Nach einem kurzen, finsteren Blick auf den Kalender begann sie, die restlichen Termine, die für diesen Tag noch anstanden, zu überprüfen. Da war nur dieses Einführungsgespräch am späten Nachmittag. Also konnte sie mit dem ewigen Briefeschreiben weitermachen und einige Tonbänder registrieren. Außerdem musste sie noch Material für ein Interview am Wochenende zusammenstellen.

Nur noch ein Monat, und sie würde in Urlaub sein. Lächelnd griff sie nach ihren Notizen. Ihr Job war einer von Tausenden, aber die Aussicht auf einen vierzehntägigen Wanderurlaub in Northland war mehr als verlockend.

„Antonia“, sagte Heather plötzlich, und ihre Stimme klang angespannt.

„Ja?“

„Philip Angove kommt heute, um Sie zu treffen.“

Überrascht warf Antonia ihr einen Blick zu. „So?“, sagte sie nach einem Moment, als ihr klar wurde, dass Heather eine Antwort erwartete.

Aus Sir Edward Angoves Nachlass war das Institut gegründet worden. Als Antonia ihr Vorstellungsgespräch für diesen Job hatte, war Philip, sein Neffe und der einzige noch lebende Angove, geschäftlich in Europa gewesen.

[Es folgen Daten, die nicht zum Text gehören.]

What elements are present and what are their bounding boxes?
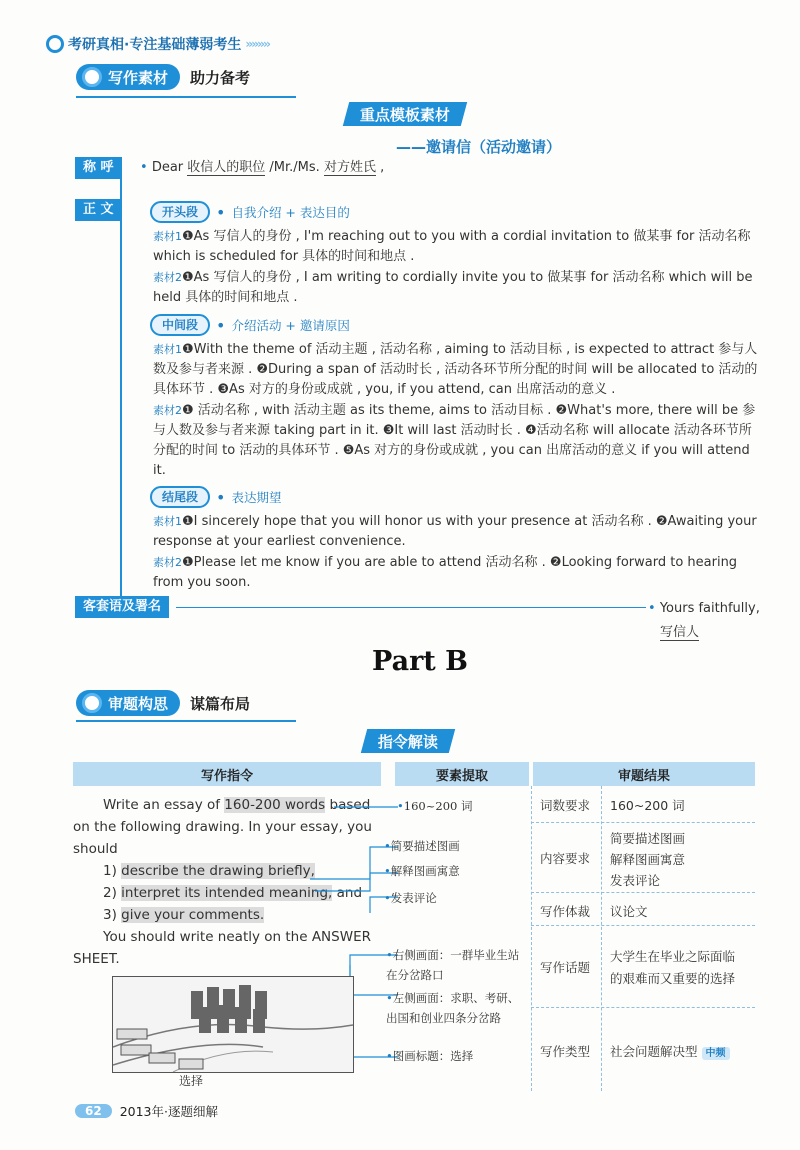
middle-header: 中间段 • 介绍活动 + 邀请原因 (150, 314, 350, 336)
extract-item-2: •简要描述图画 (384, 839, 460, 853)
extract-item-3: •解释图画寓意 (384, 864, 460, 878)
footer-text: 2013年·逐题细解 (119, 1104, 218, 1119)
results-row-line-1 (531, 822, 755, 823)
closing-desc: 表达期望 (231, 490, 282, 505)
results-row-line-4 (531, 1007, 755, 1008)
search-logo-icon (46, 35, 64, 53)
magnifier-icon-2 (82, 693, 102, 713)
middle-material-1: 素材1❶With the theme of 活动主题 , 活动名称 , aiming to 活动目标 , is expected to attract 参与人数及参与者来源 . ❷During a span of 活动时长 , 活动各环节所分配的时间 will be allocated to 活动的具体环节 . ❸As 对方的身份或成就 , you, if you attend, can 出席活动的意义 . (153, 342, 758, 397)
salutation-text: • Dear 收信人的职位 /Mr./Ms. 对方姓氏 , (140, 160, 385, 175)
closing-header: 结尾段 • 表达期望 (150, 486, 281, 508)
closing-material-2: 素材2❶Please let me know if you are able to attend 活动名称 . ❷Looking forward to hearing from you soon. (153, 555, 738, 590)
chevrons-icon: ›››››››› (245, 37, 269, 51)
results-col-divider (531, 786, 532, 1091)
letter-type-title: ——邀请信（活动邀请） (396, 138, 562, 156)
result-val-topic: 大学生在毕业之际面临 的艰难而又重要的选择 (610, 949, 736, 986)
table-header-instruction: 写作指令 (73, 762, 381, 786)
guide-line (120, 178, 122, 603)
signoff-label: 客套语及署名 (75, 596, 169, 618)
essay-drawing (112, 976, 354, 1073)
page-number: 62 (75, 1104, 112, 1118)
result-key-type: 写作类型 (540, 1044, 591, 1059)
opening-desc: 自我介绍 + 表达目的 (231, 205, 350, 220)
section-subtitle: 助力备考 (190, 68, 251, 87)
middle-material-2: 素材2❶ 活动名称 , with 活动主题 as its theme, aims to 活动目标 . ❷What's more, there will be 参与人数及参与者来源 taking part in it. ❸It will last 活动时长 . ❹活动名称 will allocate 活动各环节所分配的时间 to 活动的具体环节 . ❺As 对方的身份或成就 , you can 出席活动的意义 if you will attend it. (153, 403, 756, 478)
drawing-caption: 选择 (179, 1074, 204, 1088)
signoff-line (176, 607, 646, 608)
middle-pill: 中间段 (150, 314, 210, 336)
closing-pill: 结尾段 (150, 486, 210, 508)
frequency-badge: 中频 (702, 1047, 730, 1060)
magnifier-icon (82, 67, 102, 87)
section2-badge-label: 审题构思 (108, 694, 169, 713)
result-key-genre: 写作体裁 (540, 904, 591, 919)
template-banner: 重点模板素材 (343, 102, 467, 126)
extract-item-5: •右侧画面：一群毕业生站在分岔路口 (386, 948, 520, 982)
part-title: Part B (372, 646, 468, 677)
closing-material-1: 素材1❶I sincerely hope that you will honor us with your presence at 活动名称 . ❷Awaiting your response at your earliest convenience. (153, 514, 757, 549)
result-key-topic: 写作话题 (540, 960, 591, 975)
result-key-content: 内容要求 (540, 851, 591, 866)
opening-header: 开头段 • 自我介绍 + 表达目的 (150, 201, 350, 223)
section2-badge (76, 690, 180, 716)
extract-item-6: •左侧画面：求职、考研、出国和创业四条分岔路 (386, 991, 520, 1025)
section-underline (76, 96, 296, 98)
middle-desc: 介绍活动 + 邀请原因 (231, 318, 350, 333)
opening-material-1: 素材1❶As 写信人的身份 , I'm reaching out to you with a cordial invitation to 做某事 for 活动名称 which is scheduled for 具体的时间和地点 . (153, 229, 751, 264)
results-inner-divider (601, 786, 602, 1091)
page-footer (75, 1102, 218, 1120)
section-badge-label: 写作素材 (108, 68, 169, 87)
instruction-text: Write an essay of 160-200 words based on the following drawing. In your essay, you should 1) describe the drawing briefly, 2) interpret its intended meaning, and 3) give your comments. You should write neatly on the ANSWER SHEET. (73, 797, 372, 967)
extract-item-7: •图画标题：选择 (386, 1049, 474, 1063)
header-brand (46, 34, 269, 54)
result-val-words: 160~200 词 (610, 798, 685, 813)
extract-item-1: •160~200 词 (397, 799, 473, 813)
results-row-line-3 (531, 925, 755, 926)
graduates-at-crossroads-drawing (113, 977, 353, 1072)
signoff-name: 写信人 (660, 625, 700, 640)
opening-pill: 开头段 (150, 201, 210, 223)
section2-subtitle: 谋篇布局 (190, 694, 251, 713)
salutation-label: 称 呼 (75, 157, 122, 179)
opening-material-2: 素材2❶As 写信人的身份 , I am writing to cordially invite you to 做某事 for 活动名称 which will be held 具体的时间和地点 . (153, 270, 753, 305)
result-val-genre: 议论文 (610, 904, 648, 919)
result-val-content: 简要描述图画 解释图画寓意 发表评论 (610, 831, 686, 888)
result-key-words: 词数要求 (540, 798, 591, 813)
section-header-analysis (76, 690, 250, 716)
extract-item-4: •发表评论 (384, 891, 437, 905)
section2-underline (76, 720, 296, 722)
result-val-type: 社会问题解决型 中频 (610, 1042, 730, 1060)
table-header-result: 审题结果 (533, 762, 755, 786)
signoff-closing: • Yours faithfully, (648, 601, 760, 616)
brand-text: 考研真相·专注基础薄弱考生 (68, 37, 242, 53)
section-badge (76, 64, 180, 90)
section-header-materials (76, 64, 250, 90)
table-header-extract: 要素提取 (395, 762, 529, 786)
results-row-line-2 (531, 892, 755, 893)
instruction-banner: 指令解读 (361, 729, 455, 753)
body-label: 正 文 (75, 199, 122, 221)
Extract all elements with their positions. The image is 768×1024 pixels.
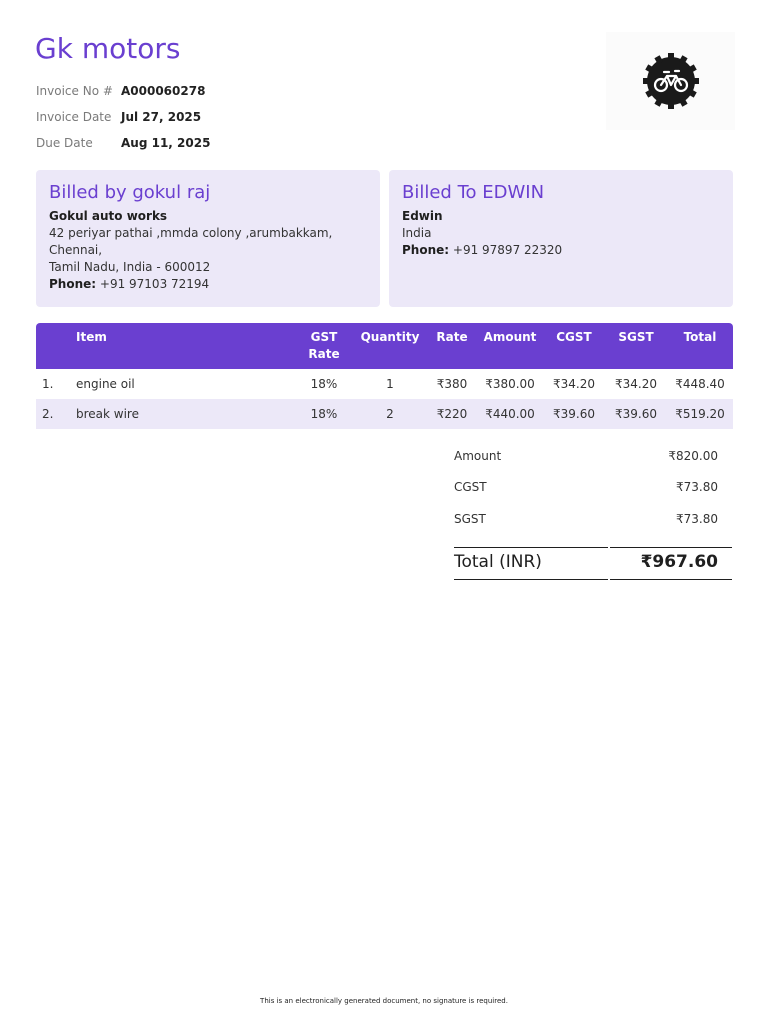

Aus verschiedenen Gründen hatte sie ihn niemals kennengelernt. Aber der Respekt, den jeder zeigte, sobald sein Name fiel, machte deutlich, dass er wie ein großes Ereignis seinen Schatten vorauswarf.

Bei dem plötzlichen zapfenstreichähnlichen Lärm vor der Tür quiekste Heather erschrocken auf. „Der König der Könige ist eingetroffen“, sagte Antonia leichtfertig. Dann schweifte ihr Blick zu Heathers Gesicht, auf dem sich Entsetzen abzeichnete. Was immer Heather beunruhigt hatte, musste eindeutig mit Philip Angoves unerwarteter Ankunft zu tun haben.

Aus einem typisch weiblichen Impuls heraus überprüfte Antonia rasch ihr Äußeres. Sie zog ihr Hemdblusenkleid gerade, das zeitlos und dezent wirkte. Seine Farben, veilchenblau und zartlila, betonten das intensive Blau ihrer Augen. Ihr im Verhältnis zu ihrer Größe, einssechzig, etwas zu üppiger Busen kam durch den Hemdblusenstil weniger zur Geltung, wie auch ihre schmale Taille, die ihre Brüste so betonte.

Antonia nickte, wobei ihr das exakt geschnittene Haar um das schmale Gesicht wippte, und atmete tief aus, um sich zu beruhigen. „Nun, worauf wartest du? Lass den Mann herein.“

Heather sagte: „Antonia …“

„Lass ihn nicht draußen herumstehen. Ich kann mir denken, dass er das nicht gewöhnt ist. Als Multimillionär, und so weiter.“

Heather, die immer noch wie gehetzt aussah, zögerte, dann warf sie Antonia einen flehenden Blick zu und ging hinüber, um die Tür zu öffnen. „Oh, Mr. Angove“, sagte sie, und unverhohlene Bewunderung gab ihrer Stimme einen warmen Klang, als sie jemanden anlächelte, der etwa zwanzig Zentimeter größer war als sie.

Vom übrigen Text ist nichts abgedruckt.